Er fühlte sein Herz vor Aufregung stärker klopfen und erhob sich rasch, um an das Fenster zu treten, dort seine Blicke auf den einförmigen grauen Winterhimmel zu richten und so seine Gedanken fester beisammen halten zu können. Er hatte nie so rasch, so scharf, so folgerichtig überlegt wie in diesem Augenblicke: ja, ja, daran hatte er keinen Zweifel mehr, die Fünfhundertgulden-Note war trotz der Versicherung des Herrn von Rivola, welcher sich wohl auch einmal täuschen konnte, eine gefälschte; Ferdinand Welkermann hatte dieselbe unter sehr erschwerenden Umständen weggegeben, und wenn dieser auch nicht bei der Fälschung betheiligt war, so wußte er doch sicher, daß es gefälschte Banknoten seien, die er so leichtsinniger Weise verschleuderte. Weiter wußte er, daß Ferdinand Welkermann besonders in letzter Zeit häufig in dem kleinen Hause bei dem alten Thurme, wo der bejahrte Diener des Herrn von Rivola hauste, gesehen worden war; ebenfalls Steffler, der zugleich ein liederlicher Kerl und ein geschickter Kupferstecher war; ferner Friedrich selbst, dessen Geschicklichkeit als Schlosser und Mechaniker der Polizeirath ja selbst schon erprobt – o, es war ihm gerade zu Muthe, als habe er bis jetzt geblendet im Dunkeln getappt und als werde ihm jetzt mit Einem Male die Binde von den Augen gerissen, um ihn in ein helles, Alles scharf beleuchtendes Licht blicken zu lassen!
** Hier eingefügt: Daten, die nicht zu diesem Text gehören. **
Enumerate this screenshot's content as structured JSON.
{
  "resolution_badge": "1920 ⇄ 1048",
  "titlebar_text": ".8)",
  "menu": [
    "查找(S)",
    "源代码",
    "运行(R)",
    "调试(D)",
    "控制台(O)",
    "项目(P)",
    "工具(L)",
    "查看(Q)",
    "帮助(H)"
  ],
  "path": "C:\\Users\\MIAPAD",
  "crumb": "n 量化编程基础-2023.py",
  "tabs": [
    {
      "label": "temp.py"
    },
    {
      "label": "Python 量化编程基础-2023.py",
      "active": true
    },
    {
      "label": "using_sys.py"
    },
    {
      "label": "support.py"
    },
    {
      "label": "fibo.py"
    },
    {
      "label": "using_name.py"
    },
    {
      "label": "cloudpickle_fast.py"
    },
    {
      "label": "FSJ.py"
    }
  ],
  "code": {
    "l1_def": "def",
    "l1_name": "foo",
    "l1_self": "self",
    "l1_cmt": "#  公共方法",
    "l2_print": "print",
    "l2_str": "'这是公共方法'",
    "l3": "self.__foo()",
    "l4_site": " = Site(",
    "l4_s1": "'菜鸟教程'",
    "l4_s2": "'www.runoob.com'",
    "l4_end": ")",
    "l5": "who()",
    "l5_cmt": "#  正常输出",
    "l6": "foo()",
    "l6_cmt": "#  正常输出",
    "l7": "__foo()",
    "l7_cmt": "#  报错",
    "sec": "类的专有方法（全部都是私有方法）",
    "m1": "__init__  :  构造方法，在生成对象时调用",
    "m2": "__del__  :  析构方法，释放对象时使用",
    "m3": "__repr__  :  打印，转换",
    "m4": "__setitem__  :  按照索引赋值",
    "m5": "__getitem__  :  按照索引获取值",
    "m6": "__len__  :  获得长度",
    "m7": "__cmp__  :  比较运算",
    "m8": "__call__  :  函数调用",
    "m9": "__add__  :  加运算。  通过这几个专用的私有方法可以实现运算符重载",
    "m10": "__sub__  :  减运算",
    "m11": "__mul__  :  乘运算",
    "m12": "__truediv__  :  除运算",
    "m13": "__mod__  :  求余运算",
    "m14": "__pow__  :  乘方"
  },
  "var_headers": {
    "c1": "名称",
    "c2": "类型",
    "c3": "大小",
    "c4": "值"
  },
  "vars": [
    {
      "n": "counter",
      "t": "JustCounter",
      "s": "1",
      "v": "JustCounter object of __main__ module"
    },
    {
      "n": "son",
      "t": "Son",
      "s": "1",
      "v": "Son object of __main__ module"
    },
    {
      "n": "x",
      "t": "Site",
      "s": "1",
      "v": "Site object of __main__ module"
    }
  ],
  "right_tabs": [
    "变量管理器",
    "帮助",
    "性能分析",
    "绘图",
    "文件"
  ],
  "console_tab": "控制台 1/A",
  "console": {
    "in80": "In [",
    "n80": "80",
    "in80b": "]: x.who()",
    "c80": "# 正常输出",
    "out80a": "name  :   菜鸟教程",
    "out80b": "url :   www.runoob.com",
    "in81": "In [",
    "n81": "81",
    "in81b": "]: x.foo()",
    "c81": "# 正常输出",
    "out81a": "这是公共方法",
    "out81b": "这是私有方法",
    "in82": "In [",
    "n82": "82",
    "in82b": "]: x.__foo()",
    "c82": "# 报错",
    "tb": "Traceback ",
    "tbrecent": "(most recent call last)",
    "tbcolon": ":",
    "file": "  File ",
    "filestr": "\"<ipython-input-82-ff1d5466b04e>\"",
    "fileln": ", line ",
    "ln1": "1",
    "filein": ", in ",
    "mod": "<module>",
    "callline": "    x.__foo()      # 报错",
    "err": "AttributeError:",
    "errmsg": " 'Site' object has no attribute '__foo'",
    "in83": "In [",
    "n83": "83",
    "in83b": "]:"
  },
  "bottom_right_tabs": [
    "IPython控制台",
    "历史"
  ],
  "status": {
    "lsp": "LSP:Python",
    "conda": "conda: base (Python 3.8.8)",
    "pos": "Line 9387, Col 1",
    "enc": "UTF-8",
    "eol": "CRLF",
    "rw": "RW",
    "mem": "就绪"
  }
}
Und jener alte Diener des Herrn von Rivola war verschwunden, Steffler auf dem Punkte, abzureisen, und Ferdinand Welkermann im Begriffe, sich vielleicht todtschießen zu lassen – denn davon war der Polizeirath überzeugt, die Vorbereitungen Welden's, von denen er erfahren, gingen darauf hin, eine Zusammenkunft mit Welkermann zu haben, sobald jene drei Tage vorüber wären, und daß jenes Duell stattfinde, mußte unter allen Umständen verhindert werden.

Der Polizeirath nahm Hut und Paletot, ließ sich einen Wagen kommen und fuhr zu seinem Chef, dem Polizeiminister.